Kolossenzen 1:15 en 16 kan dus niet worden opgevat als bewijs dat Jezus al voor zijn geboorte in de hemel aanwezig was.

Bijbeltekst 2 – Efeziërs 3:8,9

Mij, de allerminste van alle heiligen, is deze genade gegeven, om onder de heidenen door het Evangelie de onnaspeurlijke rijkdom van Christus te verkondigen, en allen te verlichten, opdat zij mogen begrijpen wat de gemeenschap aan het geheimenis inhoudt, dat door de eeuwen heen verborgen is geweest in God, Die alle dingen geschapen heeft door Jezus Christus

De traditionele uitleg zegt dat God en Jezus samen alle dingen hebben geschapen. Ook deze tekst wordt daarom gebruikt als bewijs dat Jezus een voorbestaan had bij de Vader voordat hij geboren werd.

Experts in het Grieks menen dat het beter zou zijn om niet te vertalen “door Jezus Christus” maar “in Jezus Christus”. Ook zien wij dat deze schepping betrekking heeft op de positie en taak van de gemeente. Het gaat hier niet over de schepping van de hemel en de aarde en kan niet als bewijs gelden dat Jezus een voorbestaan had.

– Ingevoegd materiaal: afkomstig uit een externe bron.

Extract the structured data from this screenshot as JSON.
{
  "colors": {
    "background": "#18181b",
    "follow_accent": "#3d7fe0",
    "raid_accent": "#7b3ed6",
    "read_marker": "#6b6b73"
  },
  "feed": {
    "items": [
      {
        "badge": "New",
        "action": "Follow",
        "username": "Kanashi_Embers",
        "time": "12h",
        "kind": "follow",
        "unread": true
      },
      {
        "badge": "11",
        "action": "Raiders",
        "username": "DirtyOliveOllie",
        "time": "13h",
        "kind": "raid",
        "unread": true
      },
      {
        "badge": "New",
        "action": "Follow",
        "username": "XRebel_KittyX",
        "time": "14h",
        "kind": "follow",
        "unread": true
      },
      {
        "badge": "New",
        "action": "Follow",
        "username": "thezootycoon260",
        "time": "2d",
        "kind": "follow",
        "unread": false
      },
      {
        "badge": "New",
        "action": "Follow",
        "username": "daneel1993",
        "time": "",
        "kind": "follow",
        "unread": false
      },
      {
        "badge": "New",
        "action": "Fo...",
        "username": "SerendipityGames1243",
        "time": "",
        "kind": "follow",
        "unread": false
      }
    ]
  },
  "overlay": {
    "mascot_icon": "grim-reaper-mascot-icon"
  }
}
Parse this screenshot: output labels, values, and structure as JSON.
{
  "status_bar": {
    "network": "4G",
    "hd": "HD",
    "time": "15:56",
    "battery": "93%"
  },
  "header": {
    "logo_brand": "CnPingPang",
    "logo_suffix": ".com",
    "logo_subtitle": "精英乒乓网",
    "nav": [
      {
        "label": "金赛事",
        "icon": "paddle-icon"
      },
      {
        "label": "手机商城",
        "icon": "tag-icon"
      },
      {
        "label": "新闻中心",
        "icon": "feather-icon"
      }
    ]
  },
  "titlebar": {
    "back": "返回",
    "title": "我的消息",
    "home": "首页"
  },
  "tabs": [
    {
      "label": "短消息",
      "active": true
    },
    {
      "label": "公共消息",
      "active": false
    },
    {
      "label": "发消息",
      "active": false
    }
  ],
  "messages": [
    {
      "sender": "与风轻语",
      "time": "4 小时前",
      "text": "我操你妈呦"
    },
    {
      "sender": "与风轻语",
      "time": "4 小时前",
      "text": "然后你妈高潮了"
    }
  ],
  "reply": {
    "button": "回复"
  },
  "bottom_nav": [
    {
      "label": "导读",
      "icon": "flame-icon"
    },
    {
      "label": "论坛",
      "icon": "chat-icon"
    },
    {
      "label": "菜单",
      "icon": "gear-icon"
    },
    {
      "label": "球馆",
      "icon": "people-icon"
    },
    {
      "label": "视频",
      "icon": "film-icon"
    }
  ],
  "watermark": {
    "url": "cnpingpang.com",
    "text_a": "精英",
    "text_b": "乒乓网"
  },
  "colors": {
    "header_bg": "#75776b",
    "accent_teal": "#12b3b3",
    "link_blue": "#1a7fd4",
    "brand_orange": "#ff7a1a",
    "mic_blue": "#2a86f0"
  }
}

32. Jezus is de levende Tora, omdat hij zich perfect hield aan de Tora. Hij leerde hoe deze uitgelegd en geleefd moest worden. Bovendien volbracht Hij alles wat over Hem in de Schriften was geprofeteerd.

De Tora
De hoogste vorm van openbaring in de Tenach (‘OT’) is de Tora. De Tora is de bron om de Eeuwige te leren kennen. In de Tora heeft de Eeuwige zich primair geopenbaard. De Tora moet worden beschouwd als de onderwijzing van God aan het volk Israël. Het doel van de Tora is dat de mens zal leven zoals de Eeuwige het wil; dan zal het de mens wel gaan. God heeft dus de Tora gegeven ten behoeve van het welzijn van de mens. Het regelt alle aspecten van het leven. De Tora naleven betekent dat de mens leeft in harmonie met God, de natuur, zichzelf, zijn familie en andere mensen.

Jezus is de levende Tora
Jezus heeft heel nauwkeurig aangegeven hoe de Tora geleefd moet worden en hield zich er zelf volmaakt aan; hij was zondeloos (zonde is het overtreden van de Tora – 1Joh. 3:4).
Hierom is hij het vleesgeworden Woord, het spreken van God (Tora) dat levend werd. Jezus volgen leidt ertoe dat de mens weer in harmonie komt met God, zichzelf en andere mensen. Kern van zijn boodschap is dat het niet in de eerste plaats om het uitvoeren van regels gaat, maar om de gesteldheid van iemands hart. Want uit het hart komen de overleggingen voort die tot zonde leiden. Jezus is de doper in de Heilige Geest waardoor de mens een nieuw hart ontvangt.

Het is volbracht
In de Tenach staan talrijke profetieën over de Messias. In stelling 17 staan vele profetieën over het lijden van Jezus. Jezus heeft ze allemaal volbracht. Ook de profetieën over de lamme die gaan lopen, de blinden die gaan zien, het bevrijden van gevangenen, enz. – Jezus heeft het allemaal volbracht. Ook de laatste woorden van Jezus aan het kruis: “Het is volbracht”  verwijzen hiernaar. Maar ze hebben nog een diepere betekenis. Als de hogepriester op Grote Verzoendag klaar was met zijn zijn complexe werk, zei hij ook: “het is volbracht”. Met deze laatste kruiswoorden duidt Jezus zichzelf dus aan als de grote hogepriester. In deze rol kan hij alleen ons rechtvaardig verklaren (alsof wij de Tora ook volmaakt hielden), zodat wij de heilige Geest kunnen ontvangen.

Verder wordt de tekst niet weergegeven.